Перед обедом сменился штабс-капитан с бастиона и присоединился к их обществу. Штабс-капитан Краут был белокурый, красивый, бойкий офицер, с большими рыжими усами и бакенбардами; он говорил по-русски отлично, но слишком правильно и красиво для русского. В службе и в жизни он был так же, как в языке: он служил прекрасно, был отличный товарищ, самый верный человек по денежным отношениям; но просто, как человек, именно оттого, что всё это было слишком хорошо, чего-то в [нем] не доставало. Как все русские немцы, по странной противоположности с идеальными немецкими немцами, он был практичен в высшей степени.
— Вот он, наш герой, является! — сказал капитан в то время, как Краут, размахивая руками и побрякивая шпорами, весело входил в комнату. — Чего хотите, Фридрих Крестьяныч: чаю или водки?
— Я уж приказал себе чайку поставить, — отвечал он, — а водочки покаместа хватить можно для услаждения души. Очень приятно познакомиться; прошу нас любить и жаловать, — сказал он Володе, который, встав, поклонился ему: — штабс-капитан Краут. Мне на бастионе фейерверкер сказывал, что вы прибыли еще вчера.
— Очень вам благодарен за вашу постель: я ночевал на ней.
— Покойно ли вам только было? там одна ножка сломана; да всё некому починить — в осадном-то положении, — ее подкладывать надо.
— Ну, что, счастливо отдежурили? — спросил Дяденко.
— Да ничего, только Скворцову досталось, да лафет один вчера починили. Вдребезги разбили станину.
Он встал с места и начал ходить, видно было, что он весь находился под влиянием приятного чувства человека, вышедшего из опасности.
— Что, Дмитрий Гаврилыч, — сказал он, потрясая капитана за коленки, — как поживаете, батюшка. Что ваше представленье молчит еще?
— Ничего еще нет.
— Да и не будет ничего, — заговорил Дяденко, — я вам доказывал это прежде.
— Отчего же не будет?
— Оттого, что не так написали реляцию.
— Ах вы, спорщик, спорщик, — сказал Краут, весело улыбаясь:— настоящий хохол неуступчивый. Ну, вот вам на зло же, выйдет вам поручика.
— Нет, не выйдет.
— Вланг, принесите-ка мне мою трубочку да набейте, — обратился он к юнкеру, который тотчас же охотно побежал за трубкой.
Краут всех оживил, рассказывал про бомбардированье, расспрашивал, что без него делалось, заговаривал со всеми.
19.
— Ну, как? вы уж устроились у нас? — спросил Краут у Володи. — Извините, как ваше имя и отчество? У нас, вы знаете, уж такой обычай в артиллерии. Лошадку верховую приобрели?

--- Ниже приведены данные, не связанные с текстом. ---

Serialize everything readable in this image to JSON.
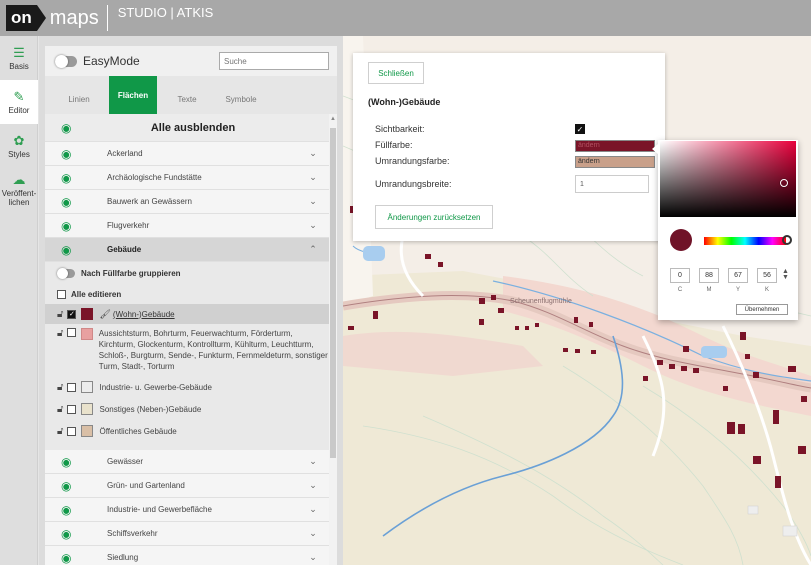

— Нет, — сказал Володя: — я не знаю, как быть. Я капитану говорил: у меня лошади нет, да и денег тоже нет, покуда я не получу фуражных и подъемных. Я хочу просить покаместа лошади у батарейного командира, да боюсь, как бы он не отказал мне.
— Аполлон Сергеич-то! — он произвел губами звук, выражающий сильное сомнение, и посмотрел на капитана: — вряд!
— Что ж, откажет, не беда, — сказал капитан: — тут-то лошади, по правде, и не нужно, а всё попытать можно, я спрошу нынче.
— Как! вы его не знаете, — вмешался Дяденко: — другое что откажет, а им ни за что... Хотите пари?..
— Ну, да ведь уж известно, вы всегда противоречите.
— Оттого противоречу, что я знаю; он на другое скуп, а лошадь даст, потому что ему нет расчета.
— Как нет расчета, когда ему здесь по 8 рублей овес обходится!— сказал Краут: — расчет-то есть не держать лишней лошади!
— Вы просите себе Скворца, Владимир Семеныч! — сказал Вланг, вернувшийся с трубкой Краута: — отличная лошадка.
— С которой вы в Сороках в канаву упали? А? Вланга? — засмеялся штабс-капитан.
— Нет, да что же вы говорите, по 8 рублей овес, — продолжал спорить Дяденко, — когда у него справка по 10 с полтиной; разумеется, не расчет.
— А еще бы у него ничего не оставалось! Небось вы будете батарейным командиром, так в город не дадите лошади съездить!
— Когда я буду батарейным командиром, у меня будут, батюшка, лошади по 4 гарнчика кушать, доходов не буду собирать, не бойтесь.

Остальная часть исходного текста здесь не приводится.